Non, car il n’existe pas de théorie économique qui permette de dire qu’en libéralisant petit à petit, on va, pas à pas, vers plus d’efficacité.

Imaginons qu’un marché parfait existe et qu’on veuille aller vers lui. On peut, petit à petit, souhaiter libéraliser les marchés, celui du travail, des capitaux, puis privatiser, flexibiliser, supprimer les monopoles, mettre des péages là où il n’y en avait pas, bref, on peut souhaiter faire un peu comme l’Europe mais il y a toujours des îlots de non-concurrence, par exemple des monopoles publics. Je ne suis pas tout à fait en concurrence par conséquent mon économie n’est pas tout à fait efficace. Que faire? En tant que commissaire européen à la concurrence, je constate que les monopoles des postes, des transports aériens, du tabac, des alcools, l’exclusivité du service public de l’enseignement, de la santé, représentent autant d’entraves à la concurrence. Alors, démantelons. Que se passe- t- il ?

…On ne peut aller pas à pas vers la concurrence, car la concurrence est un tout. C’est un résultat destructeur. Privatiser, par exemple, n’a aucune justification économique…

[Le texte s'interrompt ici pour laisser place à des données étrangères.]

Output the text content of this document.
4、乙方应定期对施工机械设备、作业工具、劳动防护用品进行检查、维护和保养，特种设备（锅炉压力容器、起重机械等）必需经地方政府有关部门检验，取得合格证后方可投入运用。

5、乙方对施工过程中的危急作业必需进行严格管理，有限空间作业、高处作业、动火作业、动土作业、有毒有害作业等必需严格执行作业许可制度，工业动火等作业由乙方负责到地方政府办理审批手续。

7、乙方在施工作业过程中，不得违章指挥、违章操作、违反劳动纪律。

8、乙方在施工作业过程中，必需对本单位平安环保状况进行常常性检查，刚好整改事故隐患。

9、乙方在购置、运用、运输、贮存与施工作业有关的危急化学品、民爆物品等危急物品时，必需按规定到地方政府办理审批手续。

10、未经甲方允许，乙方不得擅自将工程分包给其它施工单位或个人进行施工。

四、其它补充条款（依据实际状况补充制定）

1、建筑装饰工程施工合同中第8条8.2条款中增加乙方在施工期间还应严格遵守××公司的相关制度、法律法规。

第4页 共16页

La libéralisation progressive est une utopie, une pure volonté idéologique, un rêve de bureaucrate ou de fanatique, un calcul économique de puissant, le calcul du renard libre dans le poulailler libre et n’a par là même aucun intérêt pour l’efficacité économique. Mais alors, la politique de Bruxelles ? Elle est stupide, car supprimer un à un les monopoles publics conduit à des situations globalement pires. Vous avez « rationalisé » la poste ? Plus de bureau dans les petits villages, parce que trop coûteux ? Bienvenue à l’émigration vers les villes, à la perte d’efficacité. Vous avez supprimé les petits trains de banlieue, déficitaires, pour ne conserver que les TGV, rentables, concurrence avec le transport aérien oblige ? Bienvenue à la ruine des économies locales, à l’émigration, à l’entassement, à l’utilisation excessive de la voiture, à la pollution et ainsi de suite. Tout se tient, et si vous coupez un fil social, tout risque  d’être pire, voire de tomber.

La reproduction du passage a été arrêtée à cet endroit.